Whilst I am not entirely happy with what appears to be a tune up of Vista rather than anything significant, Windows 7 is considerably slimmer than Vista. I upgraded a (4GB, 2GHz) laptop to Windows 7. It uses half a gig less memory (1.2GB in use on x64, including integrated graphics memory) than in Vista on startup, and boots faster than the quad core desktop next to it..
It's entirely possible to create your own slipstreamed patch CD, and has been since XP, or use WSUS.
There is package management - that's what the Windows Installer is for. Alternatively if you mean dependency handling and online repositories, that's not really the way Windows works. There shouldn't be anything stopping people using the windows install for that though. I suppose converting something like cygwin to use Windows Installer might make a bit of a mess of it, but other than that where's the deficiency?
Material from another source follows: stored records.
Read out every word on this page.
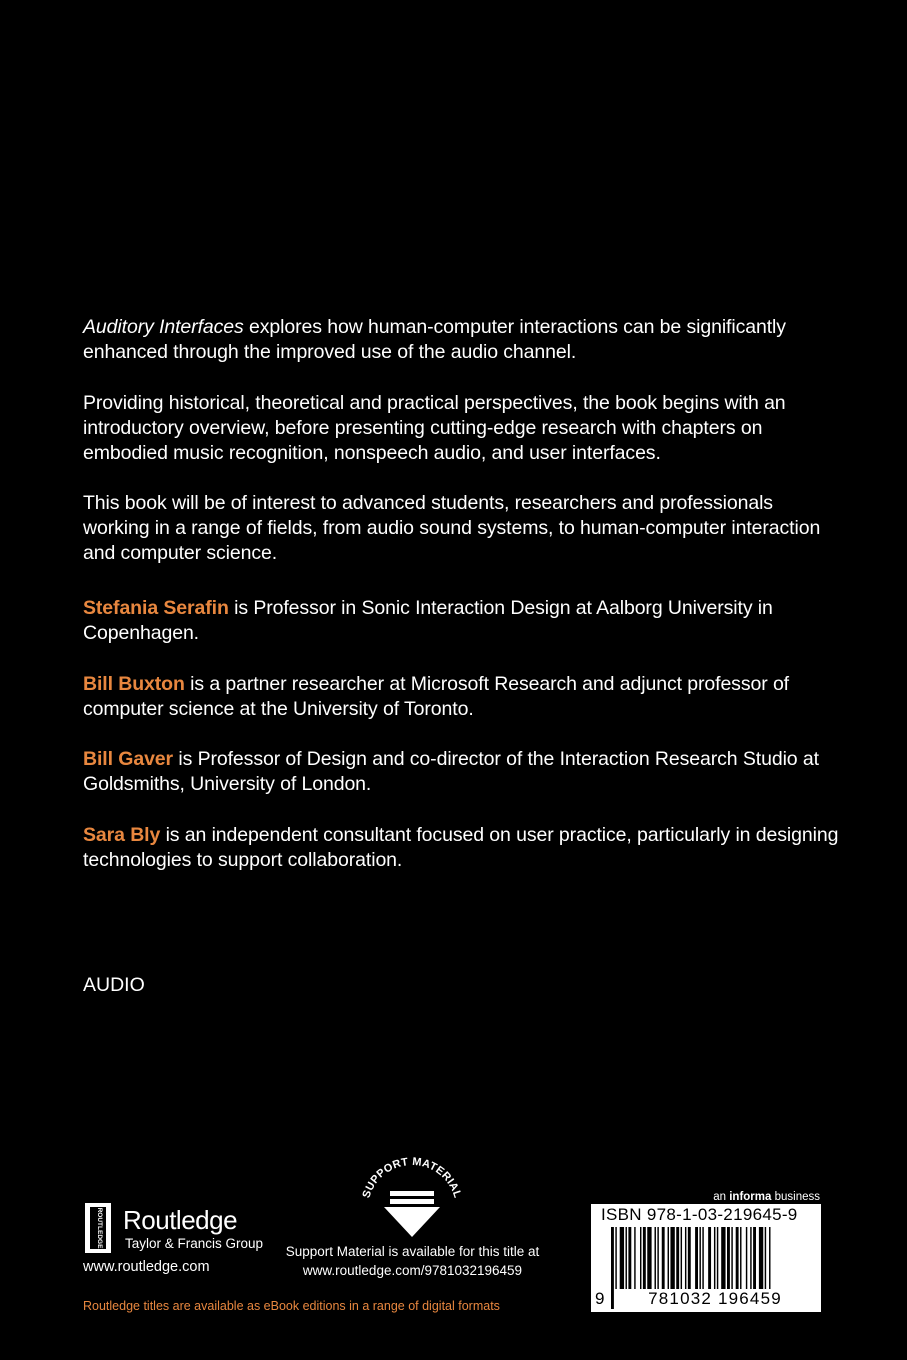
Auditory Interfaces explores how human-computer interactions can be significantly enhanced through the improved use of the audio channel.

Providing historical, theoretical and practical perspectives, the book begins with an introductory overview, before presenting cutting-edge research with chapters on embodied music recognition, nonspeech audio, and user interfaces.

This book will be of interest to advanced students, researchers and professionals working in a range of fields, from audio sound systems, to human-computer interaction and computer science.

Stefania Serafin is Professor in Sonic Interaction Design at Aalborg University in Copenhagen.

Bill Buxton is a partner researcher at Microsoft Research and adjunct professor of computer science at the University of Toronto.

Bill Gaver is Professor of Design and co-director of the Interaction Research Studio at Goldsmiths, University of London.

Sara Bly is an independent consultant focused on user practice, particularly in designing technologies to support collaboration.

AUDIO

ROUTLEDGE Routledge
Taylor & Francis Group

www.routledge.com

SUPPORT MATERIAL

Support Material is available for this title at
www.routledge.com/9781032196459

an informa business

ISBN 978-1-03-219645-9
9	781032 196459

Routledge titles are available as eBook editions in a range of digital formats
Personally I still wouldn't touch VirtualBox with a bargepole, even though I have a soft spot for Innotek who originally developed it. It's far too buggy under multiple Unix OSes as well as Windows. VMWare Server or Virtual Server, OTOH, should be fine and I'm reasonably confident that crashes in those are due to the OS rather than the VM..
As far as bling goes, whilst I agree, it isn't what sells. People like UI bling - it's one of the easiest 'improvements' to see. I'm not seeing an issue even on fairly crap X3100 Intel graphics - in fact it is quite fast, and the improvement over RDP is huge.
I don't know how many versions of Windows 7 there will be, but I'd be prepared to put money on at least three : Home Premium, Business and Ultimate.